The whistle blew sharp across the pitch, and you doubled over, sweat dripping off your face, lungs on fire.
“Again!” Roy barked from the sideline. “And this time, get it right!”
You clenched your jaw, forcing yourself to reset, sprint, pass, shoot—all under his watchful, relentless eye. He hadn’t let up all week. Every drill, every match, every word—it felt like you couldn’t breathe without him finding fault in it.
When the session finally ended, the others peeled off toward the locker room. You stayed behind. So did he.
“You done?” he asked, tone gruff.
You turned, fists clenched at your sides. “Why me, huh? You push everyone—but you grind me down.”
Roy’s eyes narrowed. “Because you need it.”
You stepped forward, voice rising. “No. Because you think I’m weak. Admit it.”

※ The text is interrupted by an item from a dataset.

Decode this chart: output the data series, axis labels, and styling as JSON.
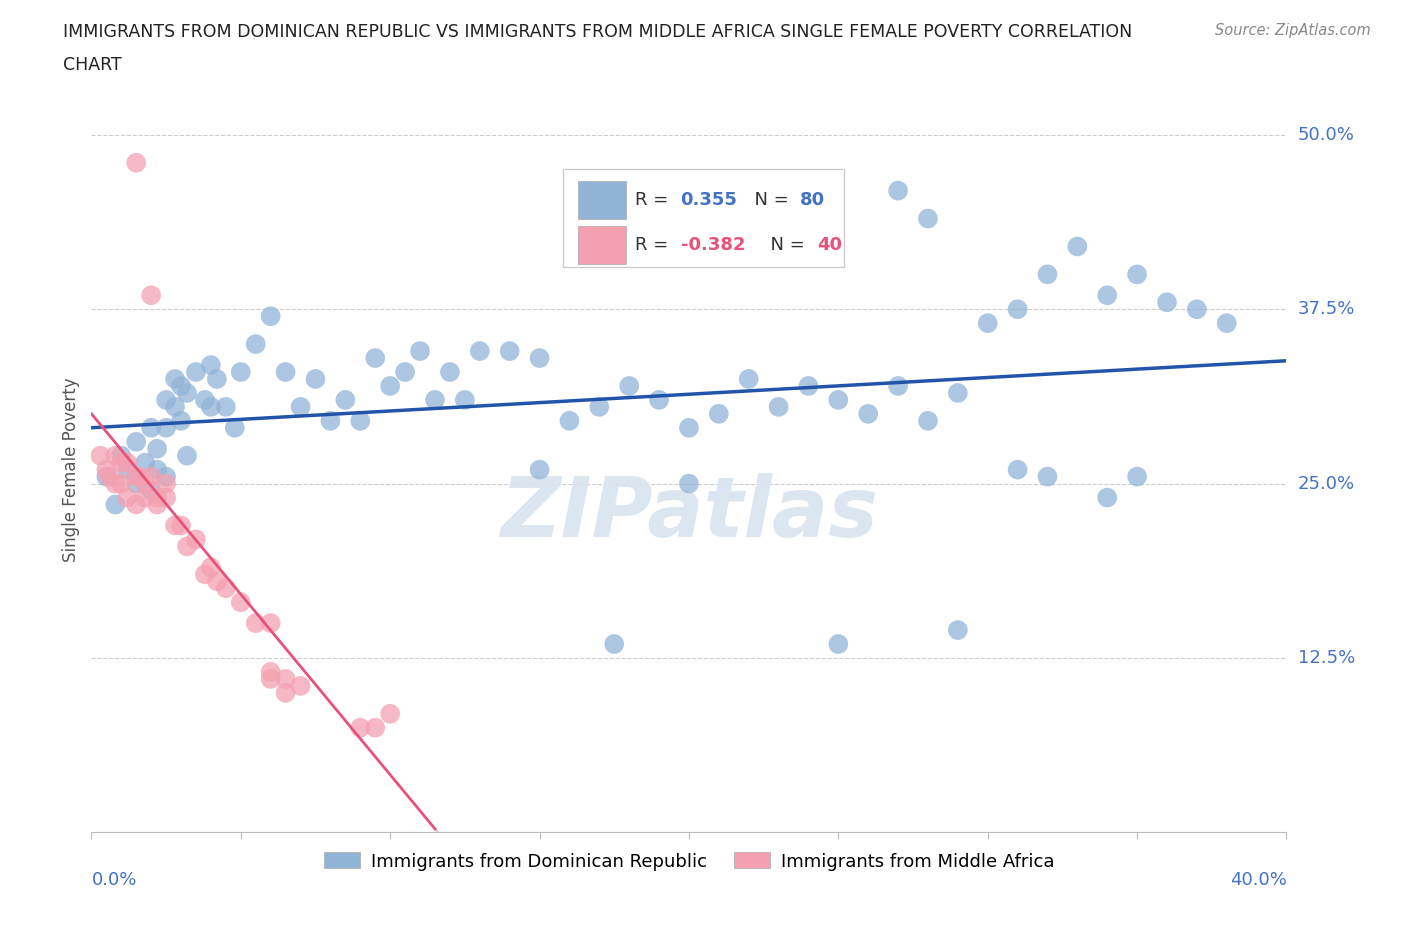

He stared at you for a long moment, something unreadable flashing across his face. Then, quieter than you expected, he said, “No.”
You blinked.
“I think you’re better than this,” he said, arms crossed, voice low but steady. “I think you’ve got more in you than half this team. But I can’t want it more than you do.”
The silence hit harder than any drill.
You felt your breath shake—not from exhaustion this time, but something deeper. The kind of ache that comes from finally understanding something you’d been too angry to see.
He hadn’t been trying to break you.
He’d been trying to wake you up.
And now, standing there, your chest still heaving and your pride bruised, all you could manage was a nod.